Enero del 2003. Mamá me dio los 1500 pesos, que en ese momento eran mil dólares, y alcanzó. Era un obstetra. Las paredes del consultorio estaban tapizadas con fotos de familias y mamás con bebés. Todos me sonreían. Nos explicó que para él era un “proceso médico”, que me iba a anestesiar y que el “procedimiento” no duraba más de media hora. No lo hacía ahí, teníamos que ir a otro lugar al día siguiente, a la mañana.

Fuimos a un departamento en Palermo, a la vuelta del shopping, un sábado a la mañana. Papá había vuelto de raje. "No, no te asustes, no pasó nada grave. Lucía está bien. Esta embarazada", le dijo mamá.
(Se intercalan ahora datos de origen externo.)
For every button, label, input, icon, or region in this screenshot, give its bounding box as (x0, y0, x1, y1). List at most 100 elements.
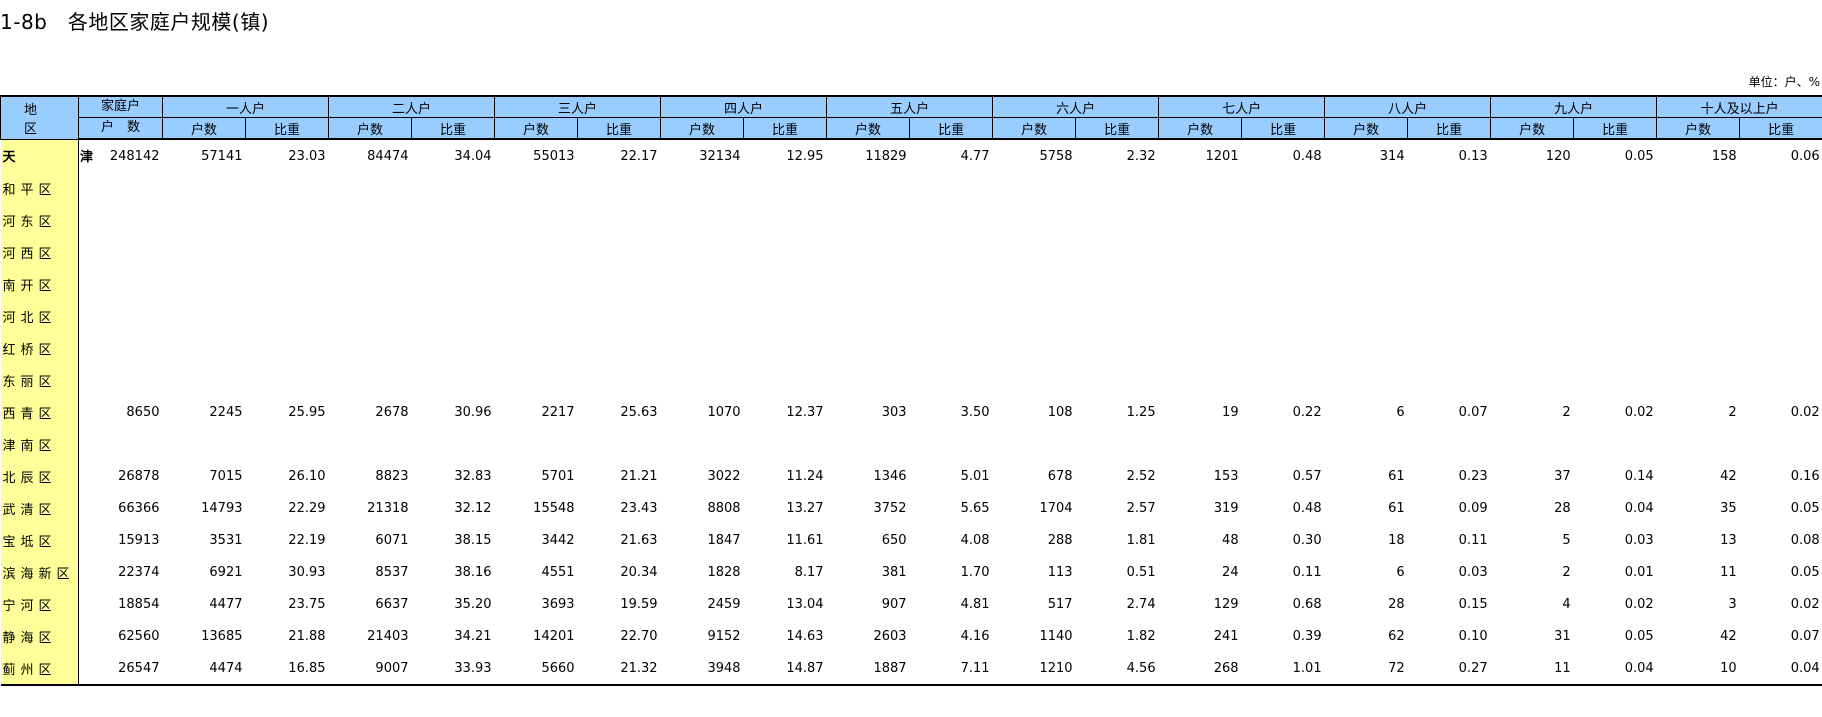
share-cell: 4.81 (960, 596, 990, 612)
count-cell (1491, 268, 1574, 300)
share-cell (1242, 268, 1325, 300)
share-cell (246, 332, 329, 364)
share-cell: 0.08 (1790, 532, 1820, 548)
count-cell: 2603 (873, 628, 907, 644)
count-cell: 2 (1562, 404, 1571, 420)
count-cell (163, 236, 246, 268)
count-cell (329, 172, 412, 204)
region-cell: 东丽区 (0, 364, 79, 396)
group-header: 四人户 (660, 95, 828, 118)
share-cell: 8.17 (794, 564, 824, 580)
share-cell (1740, 332, 1822, 364)
total-households-cell (79, 236, 163, 268)
share-cell: 13.04 (786, 596, 824, 612)
share-cell (910, 300, 993, 332)
count-subheader: 户数 (826, 117, 911, 140)
count-cell (1159, 332, 1242, 364)
share-cell: 3.50 (960, 404, 990, 420)
count-cell (1657, 332, 1740, 364)
share-cell (1574, 428, 1657, 460)
share-cell: 32.12 (454, 500, 492, 516)
count-cell: 14201 (533, 628, 575, 644)
count-cell (827, 300, 910, 332)
region-cell: 滨海新区 (0, 556, 79, 588)
share-cell: 22.29 (288, 500, 326, 516)
share-cell: 0.48 (1292, 148, 1322, 164)
count-cell (1325, 236, 1408, 268)
count-cell: 19 (1222, 404, 1239, 420)
count-cell: 24 (1222, 564, 1239, 580)
share-cell: 0.06 (1790, 148, 1820, 164)
share-cell: 23.75 (288, 596, 326, 612)
count-subheader: 户数 (328, 117, 413, 140)
share-cell: 0.10 (1458, 628, 1488, 644)
count-cell (827, 332, 910, 364)
share-cell (1076, 236, 1159, 268)
table-row: 西青区 8650 2245 25.95 2678 30.96 2217 25.63 1070 12… (0, 396, 1822, 428)
count-cell (661, 364, 744, 396)
count-cell (495, 204, 578, 236)
share-cell (246, 300, 329, 332)
count-cell (661, 236, 744, 268)
count-cell (1325, 300, 1408, 332)
share-cell: 2.74 (1126, 596, 1156, 612)
share-cell: 0.13 (1458, 148, 1488, 164)
share-cell: 5.01 (960, 468, 990, 484)
share-cell: 1.25 (1126, 404, 1156, 420)
count-cell (1159, 268, 1242, 300)
share-cell: 1.70 (960, 564, 990, 580)
count-cell (163, 428, 246, 460)
count-cell: 11 (1490, 652, 1574, 686)
count-cell: 129 (1213, 596, 1239, 612)
table-row: 宁河区 18854 4477 23.75 6637 35.20 3693 19.59 2459 1… (0, 588, 1822, 620)
share-subheader: 比重 (1573, 117, 1658, 140)
share-cell (246, 428, 329, 460)
count-cell: 4551 (541, 564, 575, 580)
table-row: 和平区 (0, 172, 1822, 204)
share-cell (412, 300, 495, 332)
count-cell: 678 (1047, 468, 1073, 484)
share-cell: 0.23 (1458, 468, 1488, 484)
count-cell (993, 364, 1076, 396)
count-cell: 3752 (873, 500, 907, 516)
share-cell: 0.22 (1292, 404, 1322, 420)
count-cell: 62 (1388, 628, 1405, 644)
share-subheader: 比重 (577, 117, 662, 140)
count-subheader: 户数 (1158, 117, 1243, 140)
count-cell (827, 268, 910, 300)
region-cell: 宝坻区 (0, 524, 79, 556)
region-cell: 宁河区 (0, 588, 79, 620)
share-cell: 34.04 (454, 148, 492, 164)
total-households-cell: 8650 (126, 404, 160, 420)
share-cell: 0.05 (1624, 148, 1654, 164)
count-cell (163, 332, 246, 364)
count-cell: 42 (1720, 628, 1737, 644)
share-cell: 26.10 (288, 468, 326, 484)
share-cell (412, 332, 495, 364)
share-cell: 2.57 (1126, 500, 1156, 516)
count-cell (661, 300, 744, 332)
share-cell: 4.77 (960, 148, 990, 164)
share-cell: 0.48 (1292, 500, 1322, 516)
count-cell: 10 (1656, 652, 1740, 686)
count-cell (495, 428, 578, 460)
share-cell: 16.85 (245, 652, 329, 686)
count-cell: 381 (881, 564, 907, 580)
count-cell: 2245 (209, 404, 243, 420)
count-cell: 6637 (375, 596, 409, 612)
count-cell: 120 (1545, 148, 1571, 164)
share-cell: 11.24 (786, 468, 824, 484)
share-cell: 12.37 (786, 404, 824, 420)
count-cell: 1070 (707, 404, 741, 420)
count-cell: 7015 (209, 468, 243, 484)
region-cell: 武清区 (0, 492, 79, 524)
count-subheader: 户数 (162, 117, 246, 140)
count-cell (1325, 428, 1408, 460)
share-cell (246, 204, 329, 236)
count-cell (1325, 364, 1408, 396)
count-cell (827, 236, 910, 268)
group-header: 六人户 (992, 95, 1160, 118)
count-cell (1491, 172, 1574, 204)
table-row: 滨海新区 22374 6921 30.93 8537 38.16 4551 20.34 1828… (0, 556, 1822, 588)
share-cell (1076, 172, 1159, 204)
"Vos vas a contar hasta diez, pero para atrás", me dijo la asistente. Y me dormí. Cuando me desperté ya había pasado todo. Mis viejos me miraban asustados. Me abrazaron. Me cuidaron. "Si sangrás demasiado o si tenes mal olor, me llamás", indicó el doctor.

Nada de baños de inmersión por un mes. Papá compró hamburguesas en Mc Donalds, vimos películas, nos reímos. Ellos dejaron de llevarse como el orto por un día. El domingo mi tía festejó sus 50 años y fui con mala onda. Mi abuela me lo recordó por años: "¡No sé qué te pasaba ese día, pero tenías una cara!" El lunes ya estaba trabajando. A los diez años vino el alivio porque ya no podía ir presa. El delito había prescripto y ya no me podían denunciar: ni el tipo, ni una ginecóloga, ni nadie.

La vergüenza duró unos años más, hasta que decidí transformarlo en militancia.